Die Falter erscheinen jährlich in einer Generation. Sie sind ausschließlich nachtaktiv und fliegen gerne künstliche Lichtquellen an, allerdings meist erst nach Mitternacht. Das Anfliegen von künstlichen Lichtquellen, orientierungslos, Ermattung und leichte Beute von Beutegreifern. Das führt dazu, dass der Braune Bär inzwischen zu den seltenen Insektenarten gehört. Tagsüber sitzen sie mit geschlossenen Vorderflügeln auf Blättern oder an Baumstämmen. Tippt man das Blatt an, auf dem der Falter sitzt, so kann es durchaus sein, dass der Braune Bär seine Flügel weit auseinander spreizt. Zwischen seinem Kopf und seinem Brustabschnitt, erscheint dann ein roter Drüsenring aus dem ein unangenehm riechendes Sekret abgesondert wird.

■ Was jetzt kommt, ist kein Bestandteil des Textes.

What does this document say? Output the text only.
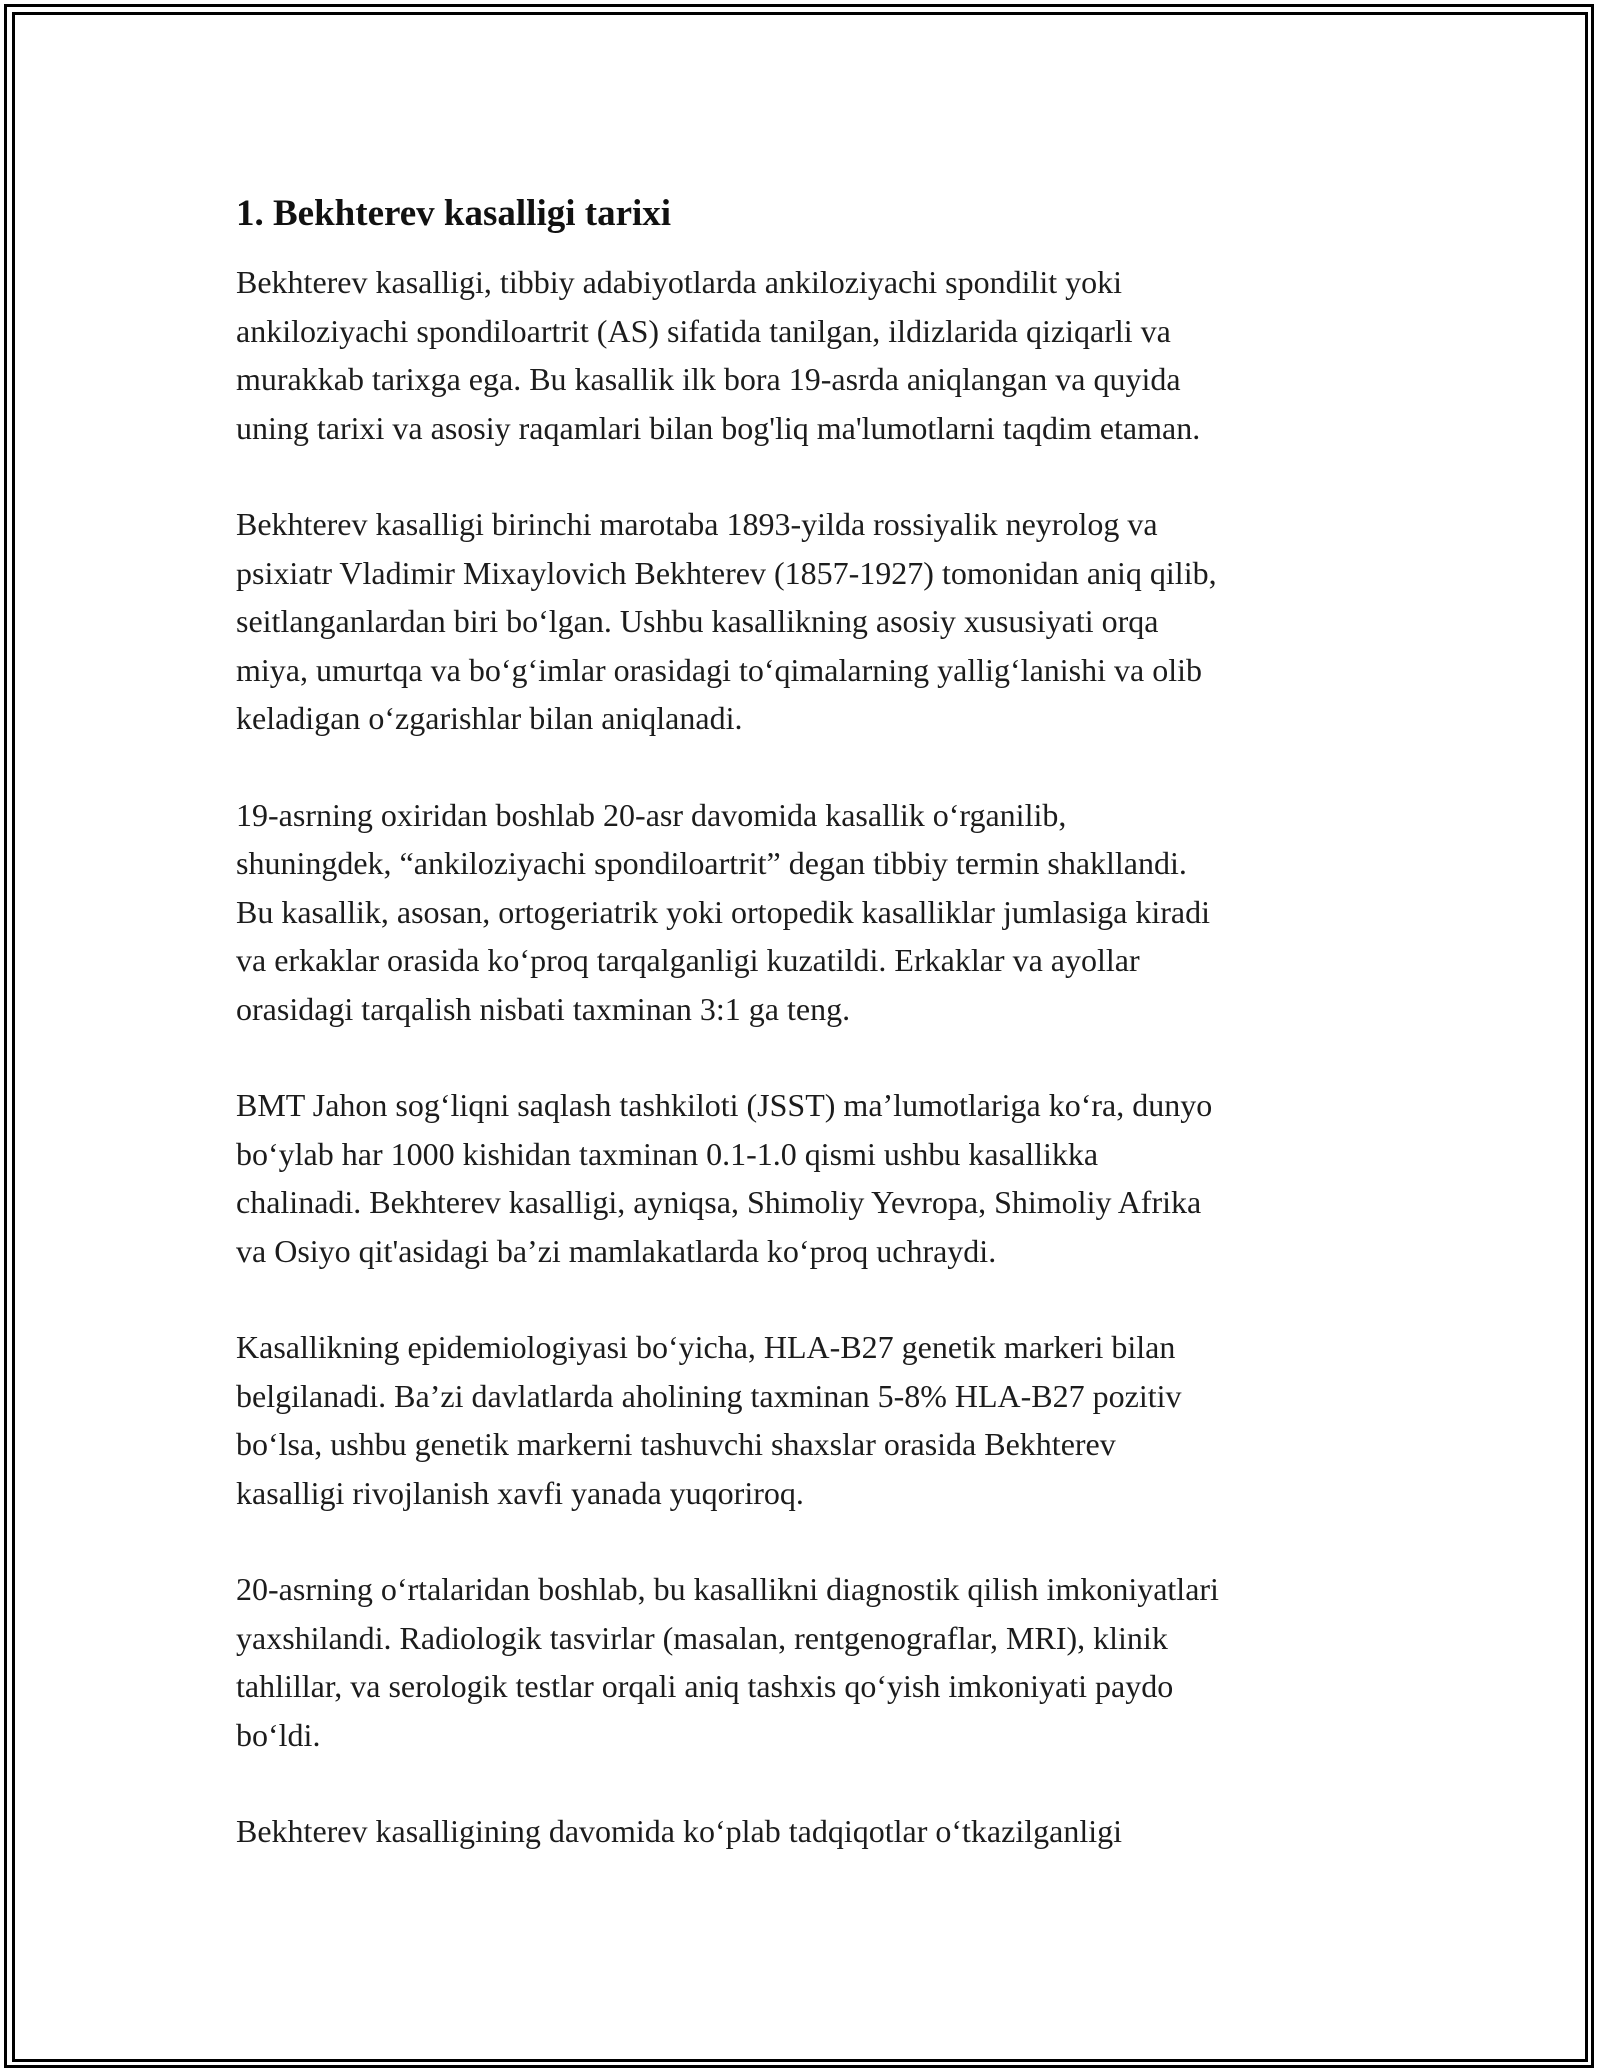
1. Bekhterev kasalligi tarixi

Bekhterev kasalligi, tibbiy adabiyotlarda ankiloziyachi spondilit yoki
ankiloziyachi spondiloartrit (AS) sifatida tanilgan, ildizlarida qiziqarli va
murakkab tarixga ega. Bu kasallik ilk bora 19-asrda aniqlangan va quyida
uning tarixi va asosiy raqamlari bilan bog'liq ma'lumotlarni taqdim etaman.

Bekhterev kasalligi birinchi marotaba 1893-yilda rossiyalik neyrolog va
psixiatr Vladimir Mixaylovich Bekhterev (1857-1927) tomonidan aniq qilib,
seitlanganlardan biri bo‘lgan. Ushbu kasallikning asosiy xususiyati orqa
miya, umurtqa va bo‘g‘imlar orasidagi to‘qimalarning yallig‘lanishi va olib
keladigan o‘zgarishlar bilan aniqlanadi.

19-asrning oxiridan boshlab 20-asr davomida kasallik o‘rganilib,
shuningdek, “ankiloziyachi spondiloartrit” degan tibbiy termin shakllandi.
Bu kasallik, asosan, ortogeriatrik yoki ortopedik kasalliklar jumlasiga kiradi
va erkaklar orasida ko‘proq tarqalganligi kuzatildi. Erkaklar va ayollar
orasidagi tarqalish nisbati taxminan 3:1 ga teng.

BMT Jahon sog‘liqni saqlash tashkiloti (JSST) ma’lumotlariga ko‘ra, dunyo
bo‘ylab har 1000 kishidan taxminan 0.1-1.0 qismi ushbu kasallikka
chalinadi. Bekhterev kasalligi, ayniqsa, Shimoliy Yevropa, Shimoliy Afrika
va Osiyo qit'asidagi ba’zi mamlakatlarda ko‘proq uchraydi.

Kasallikning epidemiologiyasi bo‘yicha, HLA-B27 genetik markeri bilan
belgilanadi. Ba’zi davlatlarda aholining taxminan 5-8% HLA-B27 pozitiv
bo‘lsa, ushbu genetik markerni tashuvchi shaxslar orasida Bekhterev
kasalligi rivojlanish xavfi yanada yuqoriroq.

20-asrning o‘rtalaridan boshlab, bu kasallikni diagnostik qilish imkoniyatlari
yaxshilandi. Radiologik tasvirlar (masalan, rentgenograflar, MRI), klinik
tahlillar, va serologik testlar orqali aniq tashxis qo‘yish imkoniyati paydo
bo‘ldi.

Bekhterev kasalligining davomida ko‘plab tadqiqotlar o‘tkazilganligi
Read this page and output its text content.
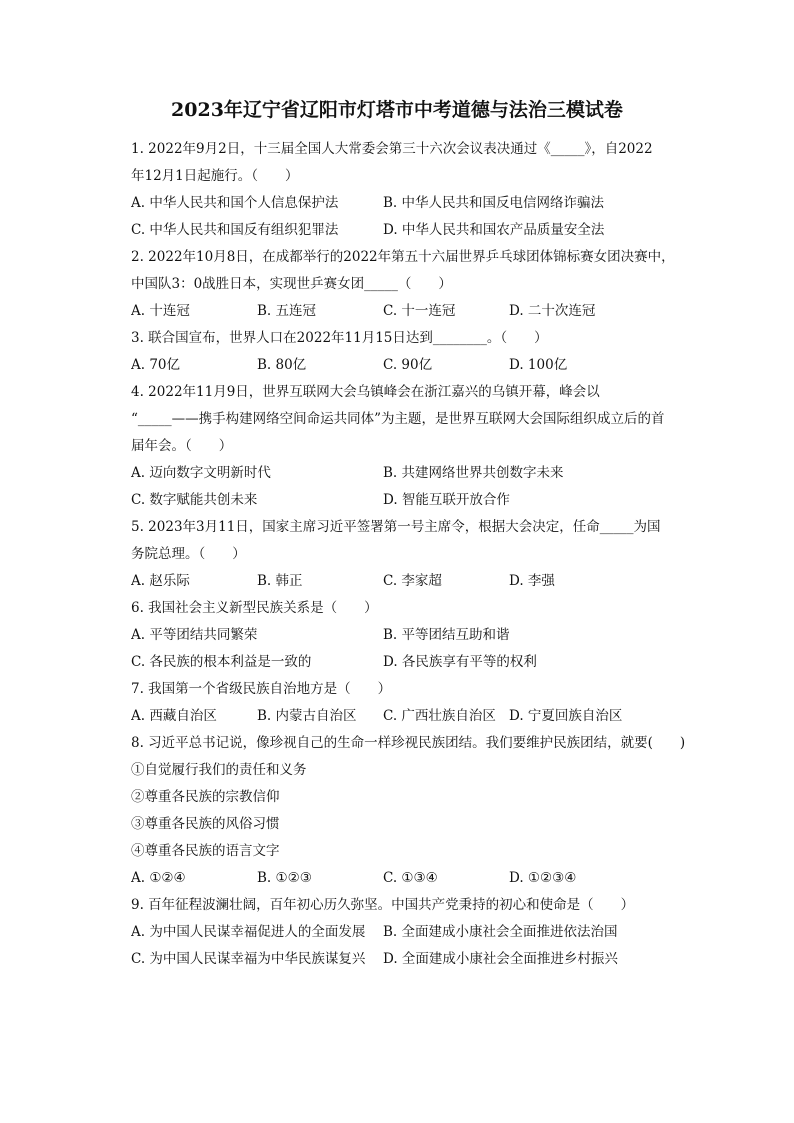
2023年辽宁省辽阳市灯塔市中考道德与法治三模试卷
1. 2022年9月2日，十三届全国人大常委会第三十六次会议表决通过《_____》，自2022
年12月1日起施行。（　　）
A. 中华人民共和国个人信息保护法	B. 中华人民共和国反电信网络诈骗法
C. 中华人民共和国反有组织犯罪法	D. 中华人民共和国农产品质量安全法
2. 2022年10月8日，在成都举行的2022年第五十六届世界乒乓球团体锦标赛女团决赛中，
中国队3：0战胜日本，实现世乒赛女团_____（　　）
A. 十连冠	B. 五连冠	C. 十一连冠	D. 二十次连冠
3. 联合国宣布，世界人口在2022年11月15日达到________。（　　）
A. 70亿	B. 80亿	C. 90亿	D. 100亿
4. 2022年11月9日，世界互联网大会乌镇峰会在浙江嘉兴的乌镇开幕，峰会以
“_____——携手构建网络空间命运共同体”为主题，是世界互联网大会国际组织成立后的首
届年会。（　　）
A. 迈向数字文明新时代	B. 共建网络世界共创数字未来
C. 数字赋能共创未来	D. 智能互联开放合作
5. 2023年3月11日，国家主席习近平签署第一号主席令，根据大会决定，任命_____为国
务院总理。（　　）
A. 赵乐际	B. 韩正	C. 李家超	D. 李强
6. 我国社会主义新型民族关系是（　　）
A. 平等团结共同繁荣	B. 平等团结互助和谐
C. 各民族的根本利益是一致的	D. 各民族享有平等的权利
7. 我国第一个省级民族自治地方是（　　）
A. 西藏自治区	B. 内蒙古自治区	C. 广西壮族自治区 D. 宁夏回族自治区
8. 习近平总书记说，像珍视自己的生命一样珍视民族团结。我们要维护民族团结，就要(　　)
①自觉履行我们的责任和义务
②尊重各民族的宗教信仰
③尊重各民族的风俗习惯
④尊重各民族的语言文字
A. ①②④	B. ①②③	C. ①③④	D. ①②③④
9. 百年征程波澜壮阔，百年初心历久弥坚。中国共产党秉持的初心和使命是（　　）
A. 为中国人民谋幸福促进人的全面发展	B. 全面建成小康社会全面推进依法治国
C. 为中国人民谋幸福为中华民族谋复兴	D. 全面建成小康社会全面推进乡村振兴
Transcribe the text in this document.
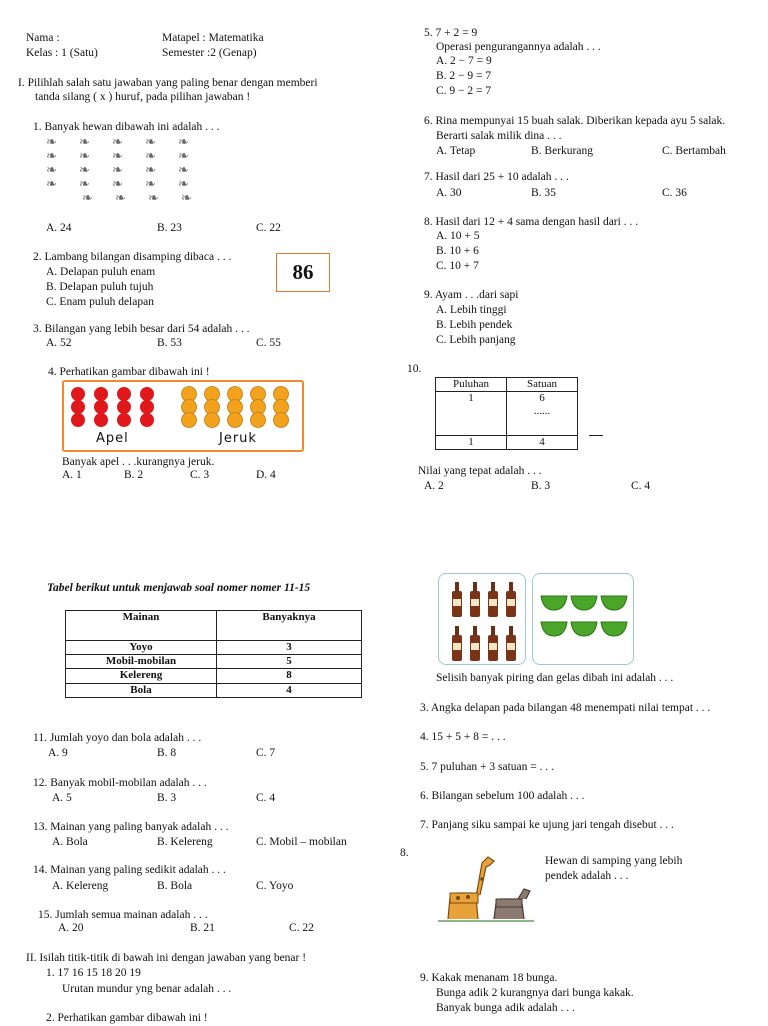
Nama :
Kelas : 1 (Satu)
Matapel : Matematika
Semester :2 (Genap)
I. Pilihlah salah satu jawaban yang paling benar dengan memberi
tanda silang ( x ) huruf, pada pilihan jawaban !
1. Banyak hewan dibawah ini adalah . . .
❧ ❧ ❧ ❧ ❧
❧ ❧ ❧ ❧ ❧
❧ ❧ ❧ ❧ ❧
❧ ❧ ❧ ❧ ❧
❧ ❧ ❧ ❧
A. 24	B. 23	C. 22
2. Lambang bilangan disamping dibaca . . .
A. Delapan puluh enam
B. Delapan puluh tujuh
C. Enam puluh delapan
86
3. Bilangan yang lebih besar dari 54 adalah . . .
A. 52	B. 53	C. 55
4. Perhatikan gambar dibawah ini !
Apel	Jeruk
Banyak apel . . .kurangnya jeruk.
A. 1	B. 2	C. 3	D. 4
5. 7 + 2 = 9
Operasi pengurangannya adalah . . .
A. 2 − 7 = 9
B. 2 − 9 = 7
C. 9 − 2 = 7
6. Rina mempunyai 15 buah salak. Diberikan kepada ayu 5 salak.
Berarti salak milik dina . . .
A. Tetap	B. Berkurang	C. Bertambah
7. Hasil dari 25 + 10 adalah . . .
A. 30	B. 35	C. 36
8. Hasil dari 12 + 4 sama dengan hasil dari . . .
A. 10 + 5
B. 10 + 6
C. 10 + 7
9. Ayam . . .dari sapi
A. Lebih tinggi
B. Lebih pendek
C. Lebih panjang
10.
Puluhan	Satuan
1	6
......

1	4
Nilai yang tepat adalah . . .
A. 2	B. 3	C. 4
Tabel berikut untuk menjawab soal nomer nomer 11-15
Mainan	Banyaknya
Yoyo	3
Mobil-mobilan	5
Kelereng	8
Bola	4
11. Jumlah yoyo dan bola adalah . . .
A. 9	B. 8	C. 7
12. Banyak mobil-mobilan adalah . . .
A. 5	B. 3	C. 4
13. Mainan yang paling banyak adalah . . .
A. Bola	B. Kelereng	C. Mobil – mobilan
14. Mainan yang paling sedikit adalah . . .
A. Kelereng	B. Bola	C. Yoyo
15. Jumlah semua mainan adalah . . .
A. 20	B. 21	C. 22
II. Isilah titik-titik di bawah ini dengan jawaban yang benar !
1. 17 16 15 18 20 19
Urutan mundur yng benar adalah . . .
2. Perhatikan gambar dibawah ini !
Selisih banyak piring dan gelas dibah ini adalah . . .
3. Angka delapan pada bilangan 48 menempati nilai tempat . . .
4. 15 + 5 + 8 = . . .
5. 7 puluhan + 3 satuan = . . .
6. Bilangan sebelum 100 adalah . . .
7. Panjang siku sampai ke ujung jari tengah disebut . . .
8.
Hewan di samping yang lebih
pendek adalah . . .
9. Kakak menanam 18 bunga.
Bunga adik 2 kurangnya dari bunga kakak.
Banyak bunga adik adalah . . .
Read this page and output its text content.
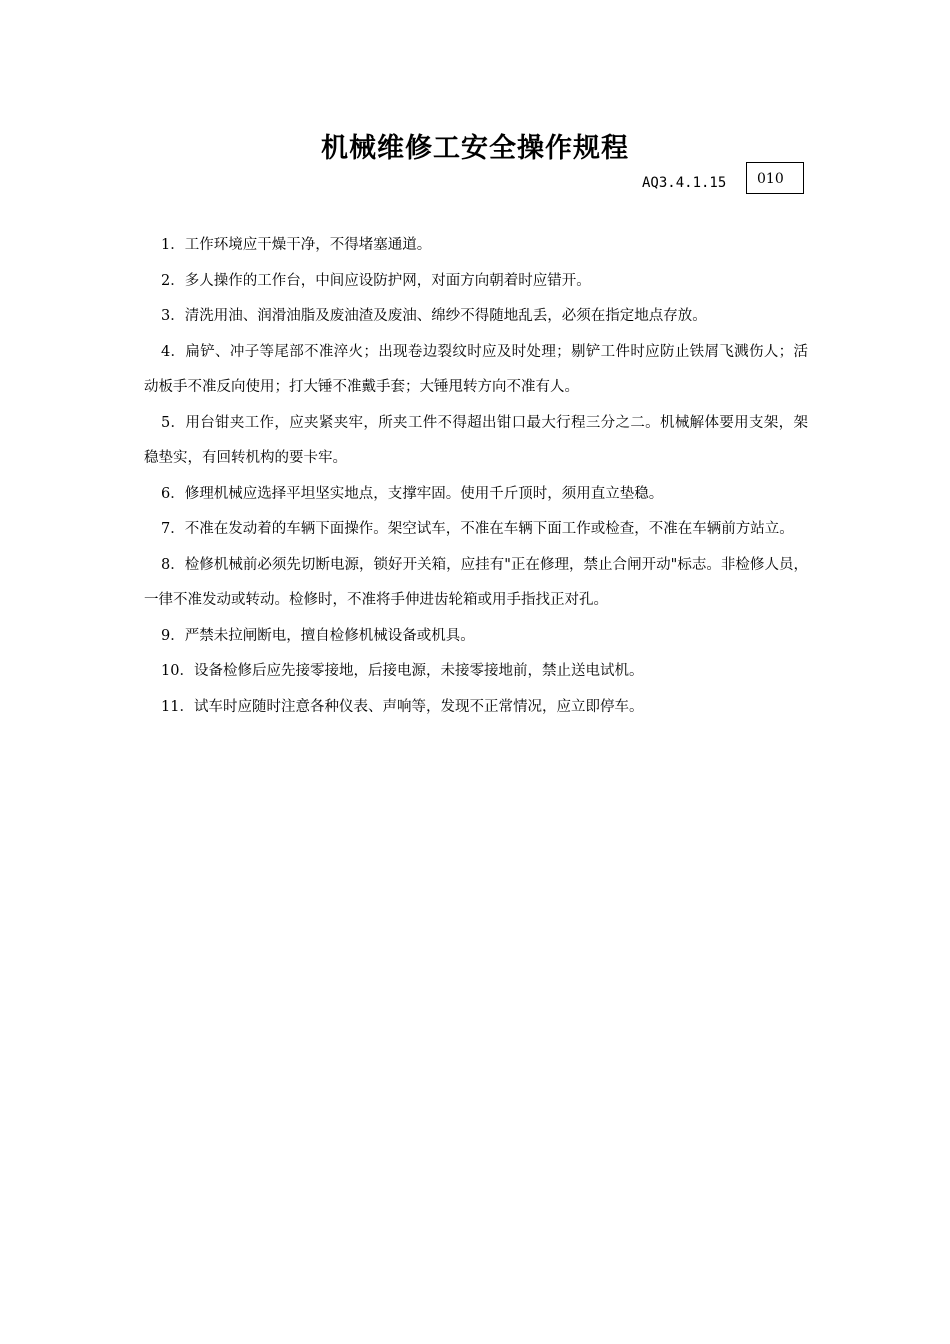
机械维修工安全操作规程
AQ3.4.1.15	010

1．工作环境应干燥干净，不得堵塞通道。

2．多人操作的工作台，中间应设防护网，对面方向朝着时应错开。

3．清洗用油、润滑油脂及废油渣及废油、绵纱不得随地乱丢，必须在指定地点存放。

4．扁铲、冲子等尾部不准淬火；出现卷边裂纹时应及时处理；剔铲工件时应防止铁屑飞溅伤人；活动板手不准反向使用；打大锤不准戴手套；大锤甩转方向不准有人。

5．用台钳夹工作，应夹紧夹牢，所夹工件不得超出钳口最大行程三分之二。机械解体要用支架，架稳垫实，有回转机构的要卡牢。

6．修理机械应选择平坦坚实地点，支撑牢固。使用千斤顶时，须用直立垫稳。

7．不准在发动着的车辆下面操作。架空试车，不准在车辆下面工作或检查，不准在车辆前方站立。

8．检修机械前必须先切断电源，锁好开关箱，应挂有"正在修理，禁止合闸开动"标志。非检修人员，一律不准发动或转动。检修时，不准将手伸进齿轮箱或用手指找正对孔。

9．严禁未拉闸断电，擅自检修机械设备或机具。

10．设备检修后应先接零接地，后接电源，未接零接地前，禁止送电试机。

11．试车时应随时注意各种仪表、声响等，发现不正常情况，应立即停车。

Die Eier werden in unterschiedlich großen, einschichtigen Eispiegeln zu manchmal 500 Eier an der Unterseite von Blättern abgelegt. Die Raupen überwintern mit kanpp 10 Millimeter Größe und verpuppen sich in einem feinen, mit Haaren vermischten Gespinst.

Systematik

Der Braune Bär (Arctia caja) ist ein Nachtfalter aus der Familie der Erebidae. Diese besteht aus einigen Unterfamilien, darunter der Unterfamilie der Arctiinae, der Bärenspinner, kurz Bären. Die Bezeichnung "Bär" erklärt sich mit Blick auf ihre stark behaarten Raupen. Wenn Bärenraupen gestört werden, weise einige Arten eine tapsige, an die Bären erinnernde Fortbewegungsweise auf. Auch die Gattungsbezeichnung Arctia geht auf das griechische Wort arktos für Bär zurück.


Die Raupen ernähren sich von einer Vielzahl unterschiedlicher Pflanzen, wie der Großen Brennnessel, dem Echten Mädesüß, von Sträuchern wie, der Himbeere und der Brombeere, dem Schneeball, dem Roten Hartriegel und der Roten Heckenkirsche. Weiter von den Salix-Arten, wie Sal-, Ohr- und der Silber-Weide.
Bei Gefahr stellen sich die Raupen tot und überwintern am Boden an geschützten Stellen. Sie verpuppen sich im darauf folgenden Jahr, Juni bis Juli.
Raupe vom Braunen Bären (Bild: T.Laußmann)
Bild: T. Laußmann Raupe vom Braunen Bären


Lebensraum

Ökologische Vielfalt ist eine Hauptanforderung des Braunen Bären an seinen Lebensraum, er bevorzugt dabei strukturreiche, feuchte und kühle Habitate: im Wald etwa Wege und Schneisen, Binnen- und Außenräume, Lichtungen und Kahlschläge, feuchte Waldwiesen. Doch auch das gebüschreiche Offenland wird bewohnt, etwa extensiv bewirtschaftete, gern feuchte Wiesen, auch Moore, Magerrasen bis hin zu Dämmen, Ufern, Böschungen, sogar Kiesgruben und naturnahe Gärten.

Nahrung der Raupen

Die Raupen ernähren sich von unterschiedlichen Pflanzen, von Kräutern und Stauden bis zu Laubgehölzen. So wurden Raupen beispielsweise an Ampfer-Arten gefunden, an Löwenzahn und Brennnesseln sowie an Mädesüß. Bei den Sträuchern sind Himbeeren und Brombeeren ebenso vertreten wie Weiden und Eichen sowie Eschen und noch viele andere.

Beschreibung Imagines

Die Falter zählen mit einer Flügelspannweite von bis zu 65 Millimetern zu den größeren Nachtfaltern in Deutschland. Die Oberseite der Vorderflügel ist dunkelbraun mit einem großmaschigen weißen Muster. Die Hinterflügel dagegen sind leuchtend rot mit runden blauschwarz gefärbten Punkten. Mit zusammengelegten, braunweißen Vorderflügeln sind die Falter im Gewirr von Ästen mit Licht und Schatten hervorragend getarnt, wenn sie tagsüber etwa an Baumstämmen rasten. Durch blitzschnelles Öffnen der Vorderflügel zeigen die Falter die roten Hinterflügel mit den dunklen "Augen" und können so Fressfeinde wie Vögel erschrecken und selbst entkommen, aber auch an ihre Ungenießbarkeit erinnern, denn die Körperflüssigkeit der Falter enthält giftige Stoffe.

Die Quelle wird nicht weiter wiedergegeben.